Here’s how Merriam-Webster defines “insurrection“:
in·sur·rec·tion | \ ˌin(t)-sə-ˈrek-shən
an act or instance of revolting against civil authority or an established government
Now, compare those words to the powers given to the President by the 1807 Insurrection Act, as modified in 2006:
(1) The President may employ the armed forces, including the National Guard in Federal service, to–
(A) restore public order and enforce the laws of the United States when, as a result of a natural disaster, epidemic, or other serious public health emergency, terrorist attack or incident, or other condition in any State or possession of the United States, the President determines that–
(i) domestic violence has occurred to such an extent that the constituted authorities of the State or possession are incapable of maintaining public order; and
(ii) such violence results in a condition described in paragraph (2); or
(B) suppress, in a State, any insurrection, domestic violence, unlawful combination, or conspiracy if such insurrection, violation, combination, or conspiracy results in a condition described in paragraph (2).
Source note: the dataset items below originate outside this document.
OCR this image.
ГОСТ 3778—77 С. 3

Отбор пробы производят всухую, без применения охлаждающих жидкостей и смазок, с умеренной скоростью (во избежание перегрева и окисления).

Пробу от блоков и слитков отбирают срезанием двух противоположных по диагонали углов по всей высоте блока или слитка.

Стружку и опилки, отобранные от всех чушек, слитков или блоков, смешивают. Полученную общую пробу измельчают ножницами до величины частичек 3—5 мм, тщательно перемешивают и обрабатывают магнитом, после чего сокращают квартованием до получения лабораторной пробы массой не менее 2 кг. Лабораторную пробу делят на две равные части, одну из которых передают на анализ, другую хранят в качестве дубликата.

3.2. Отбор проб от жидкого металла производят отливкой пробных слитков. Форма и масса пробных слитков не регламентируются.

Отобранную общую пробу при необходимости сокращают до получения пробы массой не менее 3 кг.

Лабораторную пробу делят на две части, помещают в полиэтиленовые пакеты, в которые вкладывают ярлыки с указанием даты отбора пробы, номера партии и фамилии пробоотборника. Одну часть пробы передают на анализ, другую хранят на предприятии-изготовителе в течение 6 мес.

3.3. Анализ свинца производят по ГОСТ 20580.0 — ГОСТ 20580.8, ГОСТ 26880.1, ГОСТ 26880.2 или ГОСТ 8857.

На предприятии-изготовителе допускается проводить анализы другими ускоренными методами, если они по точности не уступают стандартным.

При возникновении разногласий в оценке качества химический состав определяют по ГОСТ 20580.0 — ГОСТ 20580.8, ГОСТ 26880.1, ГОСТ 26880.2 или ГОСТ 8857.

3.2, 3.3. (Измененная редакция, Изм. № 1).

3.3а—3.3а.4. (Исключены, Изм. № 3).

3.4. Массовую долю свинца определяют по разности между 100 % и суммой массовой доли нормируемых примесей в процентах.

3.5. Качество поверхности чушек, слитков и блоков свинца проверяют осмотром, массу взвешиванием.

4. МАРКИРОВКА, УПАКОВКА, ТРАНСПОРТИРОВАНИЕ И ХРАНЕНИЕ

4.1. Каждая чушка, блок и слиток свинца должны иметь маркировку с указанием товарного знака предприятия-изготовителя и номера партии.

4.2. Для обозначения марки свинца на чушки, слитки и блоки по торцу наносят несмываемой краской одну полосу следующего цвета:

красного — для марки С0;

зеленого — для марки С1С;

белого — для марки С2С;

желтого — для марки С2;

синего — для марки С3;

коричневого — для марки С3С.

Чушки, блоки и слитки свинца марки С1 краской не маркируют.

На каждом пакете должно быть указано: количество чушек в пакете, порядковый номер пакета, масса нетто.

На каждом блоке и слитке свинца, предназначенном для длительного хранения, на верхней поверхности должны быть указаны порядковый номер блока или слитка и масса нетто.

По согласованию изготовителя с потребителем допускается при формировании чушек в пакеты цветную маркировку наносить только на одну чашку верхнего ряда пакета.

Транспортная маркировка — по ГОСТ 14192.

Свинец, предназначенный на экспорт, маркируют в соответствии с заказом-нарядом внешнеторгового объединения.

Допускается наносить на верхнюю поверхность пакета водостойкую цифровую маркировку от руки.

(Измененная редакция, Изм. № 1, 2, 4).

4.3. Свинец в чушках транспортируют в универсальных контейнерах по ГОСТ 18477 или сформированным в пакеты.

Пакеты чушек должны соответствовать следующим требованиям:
(2) A condition described in this paragraph is a condition that–
(A) so hinders the execution of the laws of a State or possession, as applicable, and of the United States within that State or possession, that any part or class of its people is deprived of a right, privilege, immunity, or protection named in the Constitution and secured by law, and the constituted authorities of that State or possession are unable, fail, or refuse to protect that right, privilege, or immunity, or to give that protection; or
(B) opposes or obstructs the execution of the laws of the United States or impedes the course of justice under those laws.
And before you bring up Posse Comitatus, that Act specifically states “…except in cases and under circumstances expressly authorized by the Constitution or Act of Congress…” This means that suppression of domestic insurrection is specifically exempted, as an Act of Congress – the Insurrection Act – allows the use of the military.
Now, I’m not generally in favor of government, at any level, using force unless met first by force. But dip me in shit if the events of the last few days ain’t been different. There is an organized, armed, destructive rebellion going on, against civil authority, funded and supported by unknown parties (as evidence, see pallets of bricks delivered in advance to riot locations) and enormously, wantonly destructive of property both public and private.
If the President won’t authorize the use of soldiers and Marines to quell the burning, rioting and looting, then the only recourse is for private citizens to arm themselves in response, and to use deadly force themselves in defense of the life, limb and property of themselves and their neighbors.
Senator candidate Tom Cotton yesterday tweeted: “If local law enforcement is overwhelmed and needs backup, let’s see how tough these Antifa terrorists are when they’re facing off with the 101st Airborne Division.” That’s one option. Civil war may be the other – and you all know I’m no wild-eyed conspiracy theorist predicting a second civil war over the normal acts of an increasingly-overbearing government. But this is something else; this is the utter breakdown of the rule of law in several major cities, coordinated, funded, organized and supported deliberately by parties unknown.
We have two choices. So, Mr. President – which will you have?